Fundamental Mechanisms of Sperm Production: The Role of Microtubules

Abstract

Spermatogenesis is a feat of unparalleled biological scale and complexity. At any one time, the human testis harbours millions of germ cells in a continuous progression through multiple rounds of mitosis and meiosis, followed by a series of dramatic remodelling events. These processes are the critical determinant of sperm number, morphology, and motility, and 70% of infertile men have abnormalities in one, or more, of these parameters. Testament to its complexity, human spermatogenesis involves the expression of 84% of all protein-encoding genes and is touted as a health ‘canary in the coalmine’, as infertile men as a cohort, die younger than their fertile counterparts. Understanding the mechanisms of sperm production is thus essential, not only in the context of formulating infertility treatments, but also to identify additional health risks for the man and any potential offspring. In addition, sperm research has, and will continue to, shed light on gene function relevant to broad aspects of cell biology, as fertility is often the first, but not the only system, to fail, and may uncover strategies for contraceptive development. Microtubules (MTs) are a key driver of many aspects of sperm production.
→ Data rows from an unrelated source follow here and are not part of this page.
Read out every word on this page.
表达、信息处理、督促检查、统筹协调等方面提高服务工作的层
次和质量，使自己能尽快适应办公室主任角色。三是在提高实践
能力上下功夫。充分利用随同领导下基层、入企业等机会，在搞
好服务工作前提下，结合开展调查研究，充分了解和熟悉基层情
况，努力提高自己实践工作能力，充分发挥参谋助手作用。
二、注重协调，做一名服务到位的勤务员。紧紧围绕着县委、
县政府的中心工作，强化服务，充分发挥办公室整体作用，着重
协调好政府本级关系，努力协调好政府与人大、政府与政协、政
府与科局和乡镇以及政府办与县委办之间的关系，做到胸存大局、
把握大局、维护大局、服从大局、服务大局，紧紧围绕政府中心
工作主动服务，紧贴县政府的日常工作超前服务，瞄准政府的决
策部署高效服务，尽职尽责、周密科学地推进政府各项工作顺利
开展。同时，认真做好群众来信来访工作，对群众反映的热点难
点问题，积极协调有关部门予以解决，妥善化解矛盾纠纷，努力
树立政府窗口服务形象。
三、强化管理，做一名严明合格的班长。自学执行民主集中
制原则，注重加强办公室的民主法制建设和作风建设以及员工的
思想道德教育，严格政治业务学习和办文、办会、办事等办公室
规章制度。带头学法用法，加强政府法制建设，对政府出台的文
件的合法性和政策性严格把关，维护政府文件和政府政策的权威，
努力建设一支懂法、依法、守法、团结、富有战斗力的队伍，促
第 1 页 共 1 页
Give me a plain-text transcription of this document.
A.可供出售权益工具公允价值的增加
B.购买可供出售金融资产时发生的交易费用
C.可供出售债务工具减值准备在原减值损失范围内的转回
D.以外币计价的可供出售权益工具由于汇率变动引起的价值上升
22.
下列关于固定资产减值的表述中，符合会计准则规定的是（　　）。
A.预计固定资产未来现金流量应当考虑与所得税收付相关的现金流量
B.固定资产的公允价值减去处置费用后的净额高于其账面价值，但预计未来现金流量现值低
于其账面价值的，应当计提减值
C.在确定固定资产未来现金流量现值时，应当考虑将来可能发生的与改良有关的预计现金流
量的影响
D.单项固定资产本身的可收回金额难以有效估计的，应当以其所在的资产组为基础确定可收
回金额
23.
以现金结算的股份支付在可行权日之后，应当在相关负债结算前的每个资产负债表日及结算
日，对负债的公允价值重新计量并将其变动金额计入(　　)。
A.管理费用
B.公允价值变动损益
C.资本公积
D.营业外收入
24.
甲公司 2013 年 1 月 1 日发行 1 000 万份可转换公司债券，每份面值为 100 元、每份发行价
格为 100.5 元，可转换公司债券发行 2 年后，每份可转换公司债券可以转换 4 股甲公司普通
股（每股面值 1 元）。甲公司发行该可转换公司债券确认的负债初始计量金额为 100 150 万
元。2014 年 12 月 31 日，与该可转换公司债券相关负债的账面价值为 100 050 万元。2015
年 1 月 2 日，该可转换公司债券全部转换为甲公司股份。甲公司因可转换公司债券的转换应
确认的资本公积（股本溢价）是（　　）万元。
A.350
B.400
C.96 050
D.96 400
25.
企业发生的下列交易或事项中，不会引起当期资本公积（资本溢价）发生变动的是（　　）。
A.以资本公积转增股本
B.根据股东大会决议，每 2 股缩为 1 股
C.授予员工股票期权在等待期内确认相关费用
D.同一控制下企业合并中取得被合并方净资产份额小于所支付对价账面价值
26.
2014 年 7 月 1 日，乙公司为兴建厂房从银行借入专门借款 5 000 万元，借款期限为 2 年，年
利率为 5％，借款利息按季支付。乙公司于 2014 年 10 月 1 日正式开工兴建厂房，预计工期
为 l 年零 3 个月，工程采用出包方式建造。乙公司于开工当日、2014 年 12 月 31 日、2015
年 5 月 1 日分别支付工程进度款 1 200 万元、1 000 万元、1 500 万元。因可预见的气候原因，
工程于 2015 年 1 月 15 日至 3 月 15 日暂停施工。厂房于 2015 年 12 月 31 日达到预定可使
They form the fundamental machinery of mitosis and meiosis, sperm head shaping, and the sperm tail, in addition to playing roles in intracellular trafficking, including during acrosome biogenesis, and in germ-Sertoli cell adhesion. Through the use of mutant mouse models, our research has revealed the functional diversity of MTs in spermatogenesis is co-ordinated by a diverse suite of MT-associated proteins, including multiple MT-severing proteins from the katanin and spastin families, and the non-canonical tubulins, epsilon and delta. Moreover, we have shown that disruption of this MT regulatory toolbox has catastrophic consequences for sperm production and male fertility.